Fell pregnant on new protocol of steroids Jan 2019. Finally saw a hb and fab growth. However, baby diagnosed with downs and possible heart issues culminating in a termination on Thursday.


I had a busy day Friday getting stuff ready for my sons 2nd bday party on sat. Sat was the party itself. Sunday I spent trying to be happy and spending the day with my mum. Yday I spent the day looking after my friends daughter as she is doing her PhD research atm and had already agreed to help.


Today I dropped my son at the childminders and it just hit me. I stupidly asked the consultant if my daughter was alive still before the procedure and she said yes. She was jumping around. I have hideous images in my head of her being sucked out alive. I had a surgical at 14 weeks. I can't stop crying. She was so wanted and it was with such a heavy heart we took the termination decision. One min I feel OK and the next I can't stop crying. I also cannot sleep. I feel at my worst in the evening. I'm trying to stay strong for my son but I feel a wreck.

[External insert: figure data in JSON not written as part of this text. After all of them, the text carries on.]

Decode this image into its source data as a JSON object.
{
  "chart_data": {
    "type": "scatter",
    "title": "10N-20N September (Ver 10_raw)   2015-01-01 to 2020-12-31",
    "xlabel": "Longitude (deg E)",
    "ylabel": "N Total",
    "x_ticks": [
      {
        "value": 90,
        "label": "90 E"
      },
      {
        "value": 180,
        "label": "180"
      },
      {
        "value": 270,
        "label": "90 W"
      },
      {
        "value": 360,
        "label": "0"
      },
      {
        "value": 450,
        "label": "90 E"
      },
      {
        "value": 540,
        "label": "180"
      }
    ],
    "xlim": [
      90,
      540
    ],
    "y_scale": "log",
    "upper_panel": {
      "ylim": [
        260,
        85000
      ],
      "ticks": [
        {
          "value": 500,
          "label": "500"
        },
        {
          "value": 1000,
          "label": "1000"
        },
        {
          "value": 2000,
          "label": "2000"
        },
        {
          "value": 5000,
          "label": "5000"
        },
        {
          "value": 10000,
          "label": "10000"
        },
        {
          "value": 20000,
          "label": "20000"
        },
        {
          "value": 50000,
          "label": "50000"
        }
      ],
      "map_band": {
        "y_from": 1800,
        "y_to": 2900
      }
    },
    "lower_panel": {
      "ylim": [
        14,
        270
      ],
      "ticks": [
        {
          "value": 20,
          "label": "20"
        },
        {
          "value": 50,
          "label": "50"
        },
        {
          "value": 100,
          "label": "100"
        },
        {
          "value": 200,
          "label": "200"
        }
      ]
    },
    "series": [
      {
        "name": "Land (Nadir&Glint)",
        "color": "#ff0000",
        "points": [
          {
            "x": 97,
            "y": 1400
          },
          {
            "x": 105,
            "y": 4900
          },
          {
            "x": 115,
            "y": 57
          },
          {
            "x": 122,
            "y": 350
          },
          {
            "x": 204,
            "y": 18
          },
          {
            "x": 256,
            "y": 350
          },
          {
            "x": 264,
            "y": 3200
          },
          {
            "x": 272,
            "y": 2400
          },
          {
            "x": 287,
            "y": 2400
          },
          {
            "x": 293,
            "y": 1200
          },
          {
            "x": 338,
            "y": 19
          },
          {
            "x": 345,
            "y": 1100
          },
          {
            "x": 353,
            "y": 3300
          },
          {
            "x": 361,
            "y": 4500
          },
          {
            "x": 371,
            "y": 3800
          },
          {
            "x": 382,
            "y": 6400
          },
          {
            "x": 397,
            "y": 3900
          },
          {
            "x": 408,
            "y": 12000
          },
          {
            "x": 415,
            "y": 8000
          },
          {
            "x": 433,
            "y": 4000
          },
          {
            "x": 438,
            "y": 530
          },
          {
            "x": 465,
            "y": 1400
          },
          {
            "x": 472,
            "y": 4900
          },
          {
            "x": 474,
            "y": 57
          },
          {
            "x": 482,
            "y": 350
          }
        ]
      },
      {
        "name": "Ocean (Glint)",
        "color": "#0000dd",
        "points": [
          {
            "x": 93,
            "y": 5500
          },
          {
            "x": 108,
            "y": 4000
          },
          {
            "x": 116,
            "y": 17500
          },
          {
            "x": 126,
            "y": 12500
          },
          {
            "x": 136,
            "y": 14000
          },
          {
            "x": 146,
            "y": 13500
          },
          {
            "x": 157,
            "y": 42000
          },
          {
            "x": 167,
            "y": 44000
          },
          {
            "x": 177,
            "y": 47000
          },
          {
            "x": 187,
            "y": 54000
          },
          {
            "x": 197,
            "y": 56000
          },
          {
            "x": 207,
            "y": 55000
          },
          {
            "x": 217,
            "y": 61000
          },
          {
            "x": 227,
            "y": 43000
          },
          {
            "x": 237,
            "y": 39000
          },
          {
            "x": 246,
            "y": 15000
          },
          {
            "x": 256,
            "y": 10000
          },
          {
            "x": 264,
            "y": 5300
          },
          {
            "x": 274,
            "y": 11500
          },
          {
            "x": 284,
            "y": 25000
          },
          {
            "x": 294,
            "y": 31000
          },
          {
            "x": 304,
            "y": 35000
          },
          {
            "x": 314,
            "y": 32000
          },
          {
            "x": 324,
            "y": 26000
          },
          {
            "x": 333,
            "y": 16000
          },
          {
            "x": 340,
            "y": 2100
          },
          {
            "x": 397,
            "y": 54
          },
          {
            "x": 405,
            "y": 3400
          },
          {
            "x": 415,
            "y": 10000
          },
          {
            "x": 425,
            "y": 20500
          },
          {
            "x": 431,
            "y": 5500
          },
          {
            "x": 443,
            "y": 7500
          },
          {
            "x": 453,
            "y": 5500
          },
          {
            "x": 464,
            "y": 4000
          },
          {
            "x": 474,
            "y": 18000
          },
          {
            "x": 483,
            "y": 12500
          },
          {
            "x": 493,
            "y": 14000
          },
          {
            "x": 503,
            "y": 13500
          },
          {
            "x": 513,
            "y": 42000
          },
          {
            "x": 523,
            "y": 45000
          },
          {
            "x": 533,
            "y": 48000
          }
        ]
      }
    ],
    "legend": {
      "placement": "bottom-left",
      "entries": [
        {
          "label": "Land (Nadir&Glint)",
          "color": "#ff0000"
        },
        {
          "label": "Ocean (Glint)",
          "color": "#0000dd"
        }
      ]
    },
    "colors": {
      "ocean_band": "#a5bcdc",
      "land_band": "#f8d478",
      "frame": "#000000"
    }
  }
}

Last week everyone seemed to ask how I was but this week no one has contacted me and I feel that everyone has forgotten about our daughter. Silly I know as to them she was a 14 week fetus but to us she was our longed for daughter.


We are going to try again when I've had a period which is good and I'm trying to look after myself by eating well and doing gentle exercise but the sadness just seems to hit me. It hurts. My heart hurts.


I keep seeing people pregnant. Quite a few of my friends are due around the same time as our daughter was and I feel a horrid mix of jealous and resentment. I feel guilty for that as I am happy for them. I just worry we won't have another or it'll take ages.


The steroids worked and we got our little rainbow but sadly we had apparent fluke bad luck and our rainbow had downs and serious heart issues.


Urgh. No reason for this post. Sorry.